Wednesday, February 11, 2009

Choice

A single mother with six children has just given birth to octuplets. She now faces the daunting task of raising fourteen children by herself. Raised without a father, with (according to Matt Lauer) no visible means of support, these children may be destined to a life of poverty or worse. Or maybe not. Maybe friends, the community, churches, or others will rise up and help.

The reason I know about this is that it has been on the news every day for the last two weeks. The Today Show has repeatedly discussed the ethical ramifications of this mother's choice. The question of whether or not the fertility clinic and the doctor who implanted the embryos into the mother should be sanctioned in some way has been discussed by various experts. The mother herself has been interviewed, and the question "why" has been asked of her over and over again.

I get that. It is news, it is questionable judgment, and people are interested in the answers.

What I also see, however, is a great inconsistency. We live in an age of "reproductive choice," where the privacy of the mother is the touchstone for reproductive rights.

The media, by and large, is supportive of a mother's choice when the issue is termination of pregnancy. The reason I know this is the complete lack of coverage of any woman who chooses to have an abortion today. There have been no news stories concerning a woman's choice to abort a baby this month. The Today Show has done no ethical analysis of that choice. The ethics of abortion clinics and doctors who choose to end fetal life are not front page news.
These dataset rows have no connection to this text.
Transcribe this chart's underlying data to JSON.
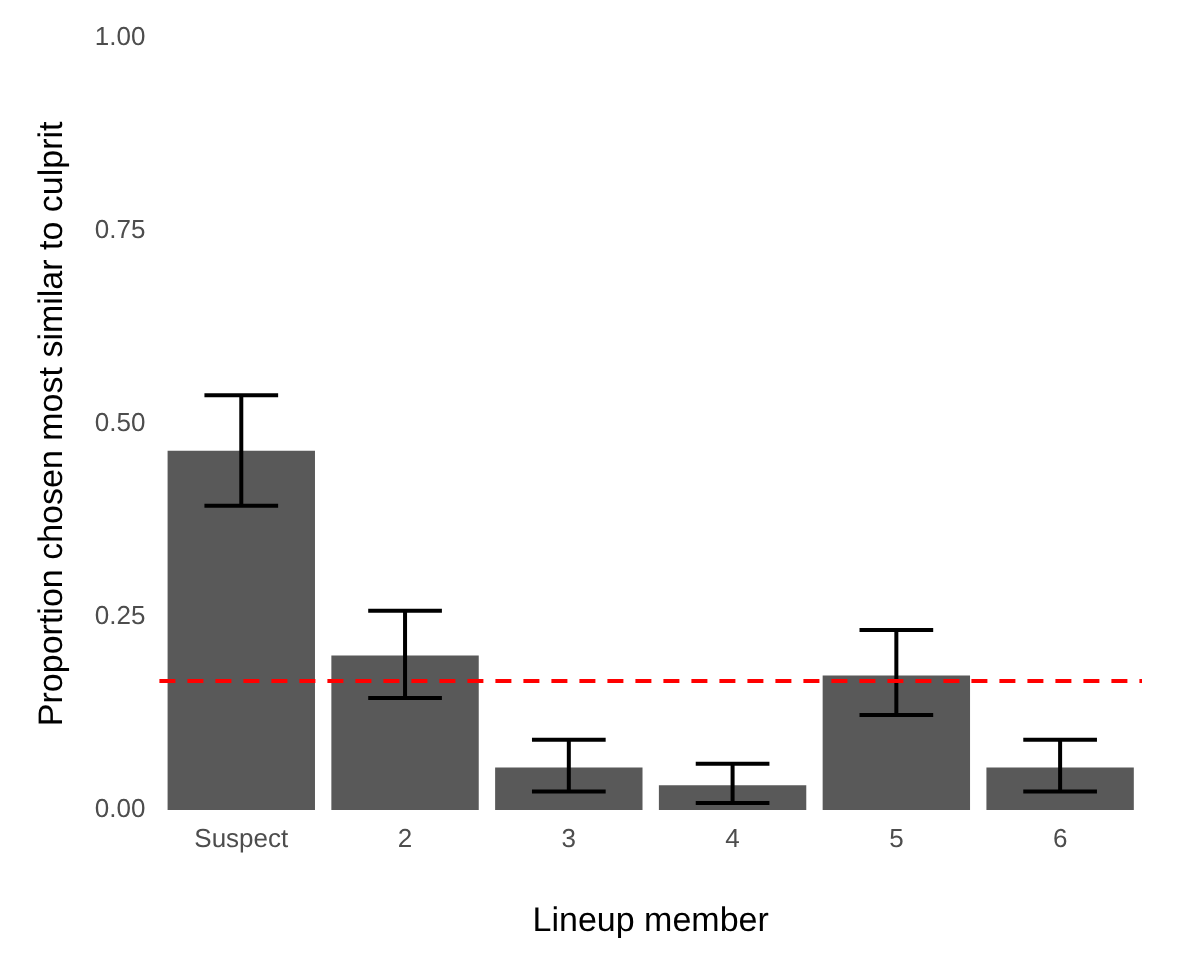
{
  "chart_data": {
    "type": "bar",
    "xlabel": "Lineup member",
    "ylabel": "Proportion chosen most similar to culprit",
    "categories": [
      "Suspect",
      "2",
      "3",
      "4",
      "5",
      "6"
    ],
    "series": [
      {
        "color": "#595959",
        "values": [
          0.465,
          0.2,
          0.055,
          0.032,
          0.174,
          0.055
        ],
        "errors": [
          [
            0.394,
            0.537
          ],
          [
            0.145,
            0.258
          ],
          [
            0.024,
            0.091
          ],
          [
            0.009,
            0.06
          ],
          [
            0.123,
            0.233
          ],
          [
            0.024,
            0.091
          ]
        ]
      }
    ],
    "ylim": [
      0,
      1
    ],
    "yticks": [
      {
        "value": 0,
        "label": "0.00"
      },
      {
        "value": 0.25,
        "label": "0.25"
      },
      {
        "value": 0.5,
        "label": "0.50"
      },
      {
        "value": 0.75,
        "label": "0.75"
      },
      {
        "value": 1,
        "label": "1.00"
      }
    ],
    "ref_lines": [
      {
        "axis": "y",
        "value": 0.167,
        "color": "#ff0000",
        "line_style": "dashed"
      }
    ],
    "grid": false,
    "legend": false
  }
}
My point here is not to pick a scab and dive headlong into the abortion debate. I understand both sides of it. I am mildly pro-life (as that term is used in the political sphere), as I have said on this blog before. But that is not what I am talking about right now.
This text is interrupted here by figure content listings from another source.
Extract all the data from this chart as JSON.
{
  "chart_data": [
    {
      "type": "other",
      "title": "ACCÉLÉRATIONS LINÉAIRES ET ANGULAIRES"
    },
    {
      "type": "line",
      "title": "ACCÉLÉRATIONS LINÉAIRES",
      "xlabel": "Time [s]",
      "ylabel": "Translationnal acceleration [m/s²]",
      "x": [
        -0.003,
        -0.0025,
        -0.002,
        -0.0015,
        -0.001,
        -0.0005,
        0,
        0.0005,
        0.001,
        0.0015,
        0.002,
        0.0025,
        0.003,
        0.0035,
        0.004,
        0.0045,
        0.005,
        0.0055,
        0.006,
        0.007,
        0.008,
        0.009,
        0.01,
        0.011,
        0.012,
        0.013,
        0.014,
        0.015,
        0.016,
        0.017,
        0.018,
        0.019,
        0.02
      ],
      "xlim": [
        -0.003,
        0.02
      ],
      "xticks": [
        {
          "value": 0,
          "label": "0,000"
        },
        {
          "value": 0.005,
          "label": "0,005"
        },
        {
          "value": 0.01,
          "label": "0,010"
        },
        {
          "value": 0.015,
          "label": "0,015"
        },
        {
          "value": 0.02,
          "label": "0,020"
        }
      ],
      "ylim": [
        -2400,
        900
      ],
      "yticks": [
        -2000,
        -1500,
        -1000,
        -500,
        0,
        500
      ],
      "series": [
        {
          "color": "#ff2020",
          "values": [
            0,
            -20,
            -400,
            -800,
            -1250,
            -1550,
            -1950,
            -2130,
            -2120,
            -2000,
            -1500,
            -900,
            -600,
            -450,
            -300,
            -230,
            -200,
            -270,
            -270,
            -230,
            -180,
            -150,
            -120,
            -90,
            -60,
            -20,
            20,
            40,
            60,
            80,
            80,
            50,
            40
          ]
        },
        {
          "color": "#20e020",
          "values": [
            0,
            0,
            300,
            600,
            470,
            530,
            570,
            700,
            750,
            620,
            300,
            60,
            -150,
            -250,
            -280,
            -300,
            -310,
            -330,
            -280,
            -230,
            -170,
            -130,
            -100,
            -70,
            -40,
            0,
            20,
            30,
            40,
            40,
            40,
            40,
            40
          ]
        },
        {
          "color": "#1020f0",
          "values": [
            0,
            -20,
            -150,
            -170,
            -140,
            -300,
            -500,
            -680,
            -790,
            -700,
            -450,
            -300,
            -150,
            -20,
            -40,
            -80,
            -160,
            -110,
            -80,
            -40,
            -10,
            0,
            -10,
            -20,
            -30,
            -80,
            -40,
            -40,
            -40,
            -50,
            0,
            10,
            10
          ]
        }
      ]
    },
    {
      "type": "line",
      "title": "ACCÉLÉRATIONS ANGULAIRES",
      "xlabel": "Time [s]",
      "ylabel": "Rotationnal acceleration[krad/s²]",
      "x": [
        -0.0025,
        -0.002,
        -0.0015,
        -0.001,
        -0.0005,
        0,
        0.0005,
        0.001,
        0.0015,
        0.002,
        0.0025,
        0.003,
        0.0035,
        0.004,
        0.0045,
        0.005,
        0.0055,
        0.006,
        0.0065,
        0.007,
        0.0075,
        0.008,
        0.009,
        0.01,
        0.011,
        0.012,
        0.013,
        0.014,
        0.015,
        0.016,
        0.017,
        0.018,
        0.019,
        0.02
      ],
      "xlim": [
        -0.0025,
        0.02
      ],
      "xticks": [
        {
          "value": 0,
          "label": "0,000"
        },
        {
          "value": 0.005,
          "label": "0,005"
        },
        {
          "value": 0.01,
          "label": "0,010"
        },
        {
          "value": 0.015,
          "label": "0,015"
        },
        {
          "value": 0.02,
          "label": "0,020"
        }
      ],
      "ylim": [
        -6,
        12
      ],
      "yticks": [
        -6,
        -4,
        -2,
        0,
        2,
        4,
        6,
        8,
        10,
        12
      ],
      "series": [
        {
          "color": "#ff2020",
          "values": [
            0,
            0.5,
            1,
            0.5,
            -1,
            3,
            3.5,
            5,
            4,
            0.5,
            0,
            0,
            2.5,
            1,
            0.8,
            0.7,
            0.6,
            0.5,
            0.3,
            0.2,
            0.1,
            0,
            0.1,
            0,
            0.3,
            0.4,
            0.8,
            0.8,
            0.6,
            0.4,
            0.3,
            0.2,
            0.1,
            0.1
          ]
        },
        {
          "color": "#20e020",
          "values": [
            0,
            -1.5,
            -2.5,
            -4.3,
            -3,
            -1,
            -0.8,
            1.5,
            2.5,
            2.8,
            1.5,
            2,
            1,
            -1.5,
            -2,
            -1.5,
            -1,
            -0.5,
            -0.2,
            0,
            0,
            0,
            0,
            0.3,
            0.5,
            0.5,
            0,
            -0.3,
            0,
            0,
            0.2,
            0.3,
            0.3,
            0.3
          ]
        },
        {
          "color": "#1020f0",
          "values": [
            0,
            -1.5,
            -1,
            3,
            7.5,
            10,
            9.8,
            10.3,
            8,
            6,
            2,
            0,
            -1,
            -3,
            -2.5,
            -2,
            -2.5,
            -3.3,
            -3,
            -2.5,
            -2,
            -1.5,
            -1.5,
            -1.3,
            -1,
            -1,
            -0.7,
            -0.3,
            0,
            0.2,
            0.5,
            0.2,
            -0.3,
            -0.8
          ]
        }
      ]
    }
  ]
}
My point now is how striking it is that when a mother's choice is for multiple births, it seems to be fair game to attack her judgment, her doctor, her intelligence, and - indeed - her choice. That is inconsistent with the constant philosophy we have heard spouted since Roe v. Wade, if not earlier: "This is a matter of privacy. This is a mother's choice."
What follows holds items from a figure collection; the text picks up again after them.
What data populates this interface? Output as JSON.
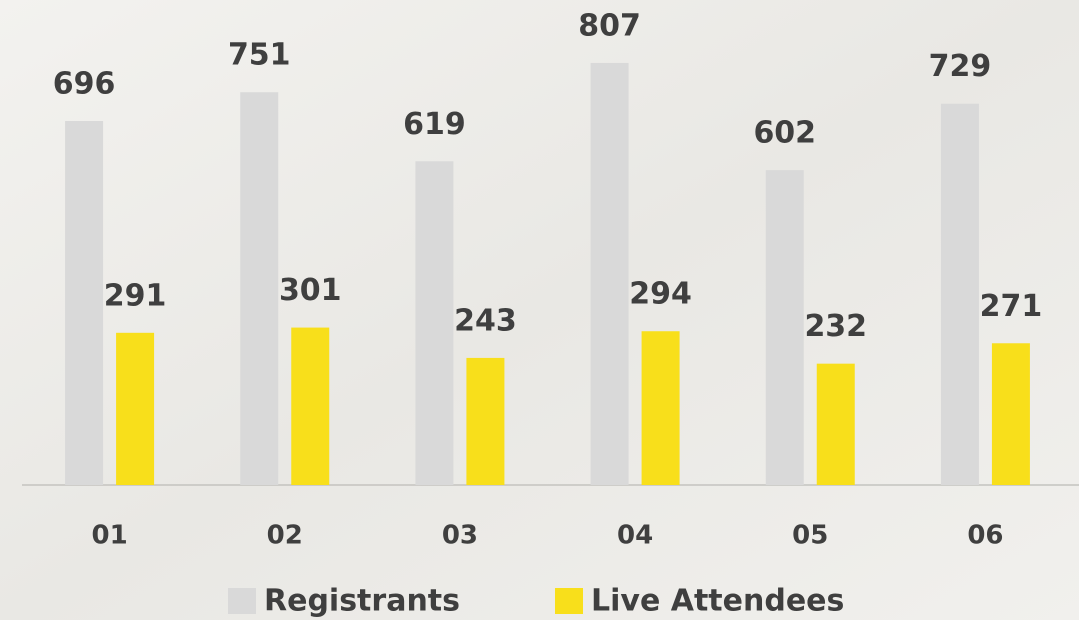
{
  "chart_data": {
    "type": "bar",
    "categories": [
      "01",
      "02",
      "03",
      "04",
      "05",
      "06"
    ],
    "series": [
      {
        "name": "Registrants",
        "color": "#d9d9d9",
        "values": [
          696,
          751,
          619,
          807,
          602,
          729
        ]
      },
      {
        "name": "Live Attendees",
        "color": "#f8df1b",
        "values": [
          291,
          301,
          243,
          294,
          232,
          271
        ]
      }
    ],
    "data_labels": true,
    "legend": "bottom"
  }
}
I realize that there is a difference between government interference in a private decision and with media criticism of it. I am not suggesting they are the same. My criticism here is limited to the media. Abortion is legal now, just like this woman's decision to have octuplets was legal. Only one of those legal choices is getting the scrutiny, the criticism, the cry for sanctions. If the other legal choice were questioned in this way, the screams would be long and loud.

That kind of inconsistency deserves notice.